Profit shifting is a technique used by multinational corporations to pay less tax than they should that involves a multinational corporation moving the profit it makes in the country where it manufactures products or sells good and services into to a tax haven. By shifting profit into a tax haven, the multinational corporation underreports the value of its profit in the countries where it produces or sells goods and services and so pays less or no tax in that country. “Furthermore, governments have reduced corporate income tax rates in many sectors, including mining, amid competition to attract investment and efforts to boost economic development,” the IMF said.
Minimum taxation
In October, 2021, member countries of the Organisation for Economic Corporation and Development (OECD) agreed on a 15 per cent minimum taxation for multinational organisations. However, IMF says Kenya is part of the countries that are yet to join the agreement.

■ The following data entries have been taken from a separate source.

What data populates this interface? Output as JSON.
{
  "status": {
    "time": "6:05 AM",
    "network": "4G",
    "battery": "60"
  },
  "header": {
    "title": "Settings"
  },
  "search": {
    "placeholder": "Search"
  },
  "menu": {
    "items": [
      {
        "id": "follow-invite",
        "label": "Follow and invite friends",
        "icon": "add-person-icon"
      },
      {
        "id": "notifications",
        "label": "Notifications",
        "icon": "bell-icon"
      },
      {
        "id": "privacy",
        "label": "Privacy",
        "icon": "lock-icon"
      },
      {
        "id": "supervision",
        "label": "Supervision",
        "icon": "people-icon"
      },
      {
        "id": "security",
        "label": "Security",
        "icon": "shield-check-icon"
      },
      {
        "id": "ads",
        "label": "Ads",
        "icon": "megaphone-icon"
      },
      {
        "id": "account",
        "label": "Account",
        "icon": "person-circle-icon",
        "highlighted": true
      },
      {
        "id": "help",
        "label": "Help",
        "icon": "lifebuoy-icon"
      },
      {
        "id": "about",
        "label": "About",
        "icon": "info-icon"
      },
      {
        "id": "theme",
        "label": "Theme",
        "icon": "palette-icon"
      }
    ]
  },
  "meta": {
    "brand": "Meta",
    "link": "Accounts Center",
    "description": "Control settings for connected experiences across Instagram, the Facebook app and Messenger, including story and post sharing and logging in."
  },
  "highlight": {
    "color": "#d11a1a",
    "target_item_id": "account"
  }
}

“With Estonia, Hungary and Ireland having joined the agreement, it is now supported by all OECD and G20 countries. Four countries – Kenya, Nigeria, Pakistan and Sri Lanka – have not yet joined the agreement,” says IMF.
The agreement is primarily geared towards helping in instances where multinationals not just in the mining sector, but also technology firms such as Uber, Google, Facebook, Netflix fail to pay their fair share of taxes.
Kenya is targeting to tax online companies doing business in Kenya but do not pay taxes especially during the Donald Trump’s regime where American companies were protected from taxes.
Kenya has ramped up taxes especially digital service taxes helping to increase the cost of doing businesses for local companies yet has been unable to capture activities of multinational companies .
The Finance Act 2020 introduced Digital Service Tax (DST) as a tax that is payable on income derived or accrued in Kenya from services offered through a digital market place.
DST is payable at 1.5 per cent of the gross transaction value and is due at the time of transfer of the payment for the service to the service provider.
For residents and companies with a permanent establishment in Kenya, the DST will be an advance tax to be offset against the income taxes due in the course of the financial year.
In the case of non-residents and companies without a permanent establishment in the country, the Digital Services Tax will be a final tax.